As declarações de Milei são brutais: "os bons são os de azul", em referência à polícia, que contrastou com "os filhos da puta que andam com trapos na cara, esses são os maus". "Vamos colocá-los na cadeia", disse e deixou uma ameaça velada: "Se achavam que eu já ia muito depressa, agora vou acelerar ainda mais".
A juíza Karina Andrade, que ordenou a libertação "imediata" dos detidos na manifestação de 12 de março e que defendeu a sua decisão dizendo que "estavam em causa direitos constitucionais fundamentais, como o direito a manifestar-se em democracia e à liberdade de expressão", é agora o alvo da ira de Milei e dos seus ministros.
O que impediu que a vontade de lutar demonstrada pela classe trabalhadora argentina para pôr fim a este governo raivosamente reacionário foi a recusa dos líderes da CGT e CTA em unificar estas mobilizações e colocar sobre a mesa um plano contundente de luta.

A pressão da classe trabalhadora exigindo que os dirigentes sindicais dêem um passo nesse sentido é tão grande que os dirigentes da CGT propuseram na reunião do conselho executivo do sindicato, que no dia 20 de março fizessem uma greve de 24 horas: "O que combinamos por consenso é fazer uma greve de 24 horas antes de 10 de abril" declarou Héctor Daer, um dos secretários-gerais da CGT.

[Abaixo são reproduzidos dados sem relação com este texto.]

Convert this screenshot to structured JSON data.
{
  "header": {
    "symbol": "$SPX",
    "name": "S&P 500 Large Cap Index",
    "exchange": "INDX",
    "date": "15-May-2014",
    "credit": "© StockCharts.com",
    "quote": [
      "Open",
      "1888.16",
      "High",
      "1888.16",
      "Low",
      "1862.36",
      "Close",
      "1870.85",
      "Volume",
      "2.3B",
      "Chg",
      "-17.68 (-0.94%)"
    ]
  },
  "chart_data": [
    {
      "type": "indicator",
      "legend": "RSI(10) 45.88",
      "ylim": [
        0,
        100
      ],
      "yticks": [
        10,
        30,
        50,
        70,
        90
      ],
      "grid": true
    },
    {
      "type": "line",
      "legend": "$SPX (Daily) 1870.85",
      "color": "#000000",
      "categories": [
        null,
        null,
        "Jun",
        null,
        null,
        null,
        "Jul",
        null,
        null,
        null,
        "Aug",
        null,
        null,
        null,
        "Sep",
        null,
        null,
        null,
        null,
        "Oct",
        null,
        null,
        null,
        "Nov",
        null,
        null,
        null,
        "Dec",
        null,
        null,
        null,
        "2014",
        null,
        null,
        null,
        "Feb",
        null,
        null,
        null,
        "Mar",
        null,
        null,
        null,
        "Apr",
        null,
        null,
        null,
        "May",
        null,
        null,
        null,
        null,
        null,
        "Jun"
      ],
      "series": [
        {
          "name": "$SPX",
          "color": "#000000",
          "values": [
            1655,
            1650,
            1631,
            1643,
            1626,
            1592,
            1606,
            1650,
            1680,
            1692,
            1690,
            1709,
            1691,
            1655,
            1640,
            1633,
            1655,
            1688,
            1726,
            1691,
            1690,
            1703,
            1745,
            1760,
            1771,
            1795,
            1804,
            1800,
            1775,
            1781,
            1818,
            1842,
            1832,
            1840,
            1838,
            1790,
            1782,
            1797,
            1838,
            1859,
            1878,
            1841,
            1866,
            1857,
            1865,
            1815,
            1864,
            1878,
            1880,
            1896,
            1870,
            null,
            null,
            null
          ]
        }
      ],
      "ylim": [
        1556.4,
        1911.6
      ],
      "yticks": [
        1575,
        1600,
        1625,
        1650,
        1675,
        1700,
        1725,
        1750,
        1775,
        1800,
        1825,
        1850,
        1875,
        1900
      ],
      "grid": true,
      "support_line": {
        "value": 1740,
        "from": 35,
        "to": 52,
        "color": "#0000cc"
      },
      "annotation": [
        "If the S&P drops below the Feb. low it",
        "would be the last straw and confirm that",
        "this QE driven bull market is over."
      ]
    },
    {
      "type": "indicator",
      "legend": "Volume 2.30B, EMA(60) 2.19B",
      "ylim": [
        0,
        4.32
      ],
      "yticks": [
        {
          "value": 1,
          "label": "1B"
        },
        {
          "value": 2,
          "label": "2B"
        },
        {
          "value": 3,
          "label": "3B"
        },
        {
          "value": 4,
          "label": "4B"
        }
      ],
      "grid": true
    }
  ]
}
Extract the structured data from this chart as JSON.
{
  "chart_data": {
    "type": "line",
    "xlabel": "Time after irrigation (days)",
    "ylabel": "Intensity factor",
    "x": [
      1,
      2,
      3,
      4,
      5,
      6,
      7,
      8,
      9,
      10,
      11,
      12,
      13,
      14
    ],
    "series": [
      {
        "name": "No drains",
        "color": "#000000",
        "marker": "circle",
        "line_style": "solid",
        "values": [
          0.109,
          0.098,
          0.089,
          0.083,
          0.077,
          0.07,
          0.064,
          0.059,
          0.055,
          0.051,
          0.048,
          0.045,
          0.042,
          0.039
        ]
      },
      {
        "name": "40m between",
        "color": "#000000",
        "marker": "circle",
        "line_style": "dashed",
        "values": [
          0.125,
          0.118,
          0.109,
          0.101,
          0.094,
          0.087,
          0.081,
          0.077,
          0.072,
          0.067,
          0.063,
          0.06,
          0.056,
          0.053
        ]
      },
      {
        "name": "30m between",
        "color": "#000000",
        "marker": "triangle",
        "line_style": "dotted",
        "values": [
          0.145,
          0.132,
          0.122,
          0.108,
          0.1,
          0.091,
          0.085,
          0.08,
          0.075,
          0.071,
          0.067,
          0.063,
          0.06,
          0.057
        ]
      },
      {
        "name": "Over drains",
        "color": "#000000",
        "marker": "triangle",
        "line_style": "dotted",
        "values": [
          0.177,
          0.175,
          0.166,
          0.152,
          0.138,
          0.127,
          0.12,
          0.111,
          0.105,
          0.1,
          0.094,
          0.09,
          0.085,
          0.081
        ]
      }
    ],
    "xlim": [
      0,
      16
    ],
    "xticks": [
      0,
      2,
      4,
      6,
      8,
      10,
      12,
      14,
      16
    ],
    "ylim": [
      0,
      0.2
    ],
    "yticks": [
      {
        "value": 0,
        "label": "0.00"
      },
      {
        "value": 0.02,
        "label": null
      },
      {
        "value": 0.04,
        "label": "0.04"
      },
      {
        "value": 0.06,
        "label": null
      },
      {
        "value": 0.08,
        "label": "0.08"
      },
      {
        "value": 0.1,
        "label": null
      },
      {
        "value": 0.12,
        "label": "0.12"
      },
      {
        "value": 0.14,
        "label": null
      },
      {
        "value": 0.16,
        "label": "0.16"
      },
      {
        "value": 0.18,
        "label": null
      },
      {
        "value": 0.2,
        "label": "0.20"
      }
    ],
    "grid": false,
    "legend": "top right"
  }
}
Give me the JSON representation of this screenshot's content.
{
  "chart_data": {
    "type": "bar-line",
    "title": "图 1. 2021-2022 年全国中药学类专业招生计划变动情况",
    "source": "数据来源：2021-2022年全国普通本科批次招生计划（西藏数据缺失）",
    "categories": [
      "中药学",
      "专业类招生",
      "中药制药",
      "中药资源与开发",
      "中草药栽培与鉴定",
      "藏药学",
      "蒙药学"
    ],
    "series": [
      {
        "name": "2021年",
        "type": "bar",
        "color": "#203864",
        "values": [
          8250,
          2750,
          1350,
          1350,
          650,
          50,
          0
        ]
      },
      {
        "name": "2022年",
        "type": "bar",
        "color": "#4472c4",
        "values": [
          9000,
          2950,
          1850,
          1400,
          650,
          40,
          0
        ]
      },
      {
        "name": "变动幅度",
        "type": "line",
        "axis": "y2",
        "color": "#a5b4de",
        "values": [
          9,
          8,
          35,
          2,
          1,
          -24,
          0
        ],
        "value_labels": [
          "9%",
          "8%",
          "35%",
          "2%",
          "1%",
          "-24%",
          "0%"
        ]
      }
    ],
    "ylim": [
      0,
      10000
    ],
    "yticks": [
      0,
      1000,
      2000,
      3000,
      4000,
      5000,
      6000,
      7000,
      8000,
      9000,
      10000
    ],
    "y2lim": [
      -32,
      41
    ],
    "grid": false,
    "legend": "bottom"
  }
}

A tarefa imediata da esquerda combativa é exigir a confirmação da convocação desta greve e que ela faça parte de um plano de mobilizações contínuas "in crescendo", até que a queda do governo criminoso de Milei seja alcançada. E, em segundo lugar, para que a luta continue e para que os dirigentes sindicais sejam obrigados a prossegui-la, é necessário organizar piquetes e assembleias nos locais de trabalho a partir de baixo. A participação consciente dos trabalhadores na organização da luta é a chave para que esta se mantenha, amplie e atinja os seus objetivos, dando assim um passo firme no sentido de pôr fim a este famigerado governo de extrema-direita.